Toutes les façades s’habillent de « l’ombre » d’un bardage en bois brûlé inspiré de la technique japonaise du Yakisugi[1], littéralement « cèdre brûlé ». C’est une pratique ancestrale ancrée dans le respect de l’homme et de la nature qui l’entoure. Elle s’obtient en brûlant profondément la surface du bois. Elle est à la fois pratique et symbolique. Le matériau, ainsi traité naturellement, devient plus résistant au feu, aux insectes et aux champignons.

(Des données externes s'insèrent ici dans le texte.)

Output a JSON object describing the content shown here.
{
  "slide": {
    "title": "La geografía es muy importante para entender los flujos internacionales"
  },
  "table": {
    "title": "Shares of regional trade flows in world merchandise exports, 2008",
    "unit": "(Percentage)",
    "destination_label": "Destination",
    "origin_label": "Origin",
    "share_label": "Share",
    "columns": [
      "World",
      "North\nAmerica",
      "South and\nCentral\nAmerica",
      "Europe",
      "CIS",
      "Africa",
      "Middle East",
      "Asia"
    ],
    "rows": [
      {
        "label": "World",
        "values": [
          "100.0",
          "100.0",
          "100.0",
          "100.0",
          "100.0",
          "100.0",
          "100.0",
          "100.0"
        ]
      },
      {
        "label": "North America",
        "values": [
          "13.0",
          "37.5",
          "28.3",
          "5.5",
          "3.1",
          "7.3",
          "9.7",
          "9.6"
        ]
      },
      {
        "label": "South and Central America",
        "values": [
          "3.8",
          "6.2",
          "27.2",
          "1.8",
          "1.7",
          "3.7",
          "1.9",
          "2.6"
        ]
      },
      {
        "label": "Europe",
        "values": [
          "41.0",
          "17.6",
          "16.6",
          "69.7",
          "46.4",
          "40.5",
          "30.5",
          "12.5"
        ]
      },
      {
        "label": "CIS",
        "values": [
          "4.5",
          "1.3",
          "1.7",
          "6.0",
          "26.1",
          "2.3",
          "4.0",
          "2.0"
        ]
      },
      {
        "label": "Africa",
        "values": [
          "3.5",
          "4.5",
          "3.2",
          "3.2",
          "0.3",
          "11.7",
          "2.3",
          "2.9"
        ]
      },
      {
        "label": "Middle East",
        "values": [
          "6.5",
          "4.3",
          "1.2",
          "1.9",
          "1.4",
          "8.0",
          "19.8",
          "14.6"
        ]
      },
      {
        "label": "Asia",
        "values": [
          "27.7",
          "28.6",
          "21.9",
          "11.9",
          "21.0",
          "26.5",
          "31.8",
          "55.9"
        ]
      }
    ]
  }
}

Le pavillon des jardiniers
Ce petit hangar abrite (1*) les jardiniers et leur matériel à l’orée du bois. C’est un satellite des halles. Il en partage le langage architectural.
Le virage Sud
Le virage Sud abrite les locaux de stockage sur lesquels est installé chaque année le village de barnums blancs qui accueille les VIP du DECASTAR. Une palissade faite d’une claire-voie de tasseaux brûlés inclinés, protège une galerie desservant les stockages et forme un soubassement qui prolonge le thème architectural général caractérisant désormais le site.
La tribune
Cet ouvrage bâti dans les années 70’ a été rénové sans modifier son écriture. Seul son soubassement, ses piles et ses façades sur parvis ont été rhabillés d’une teinte sombre pour le rendre plus furtif et plus en dialogue avec les édifices neufs. Son ventre contenant les vestiaires a été intégralement restructuré à neuf dans un monochrome sable.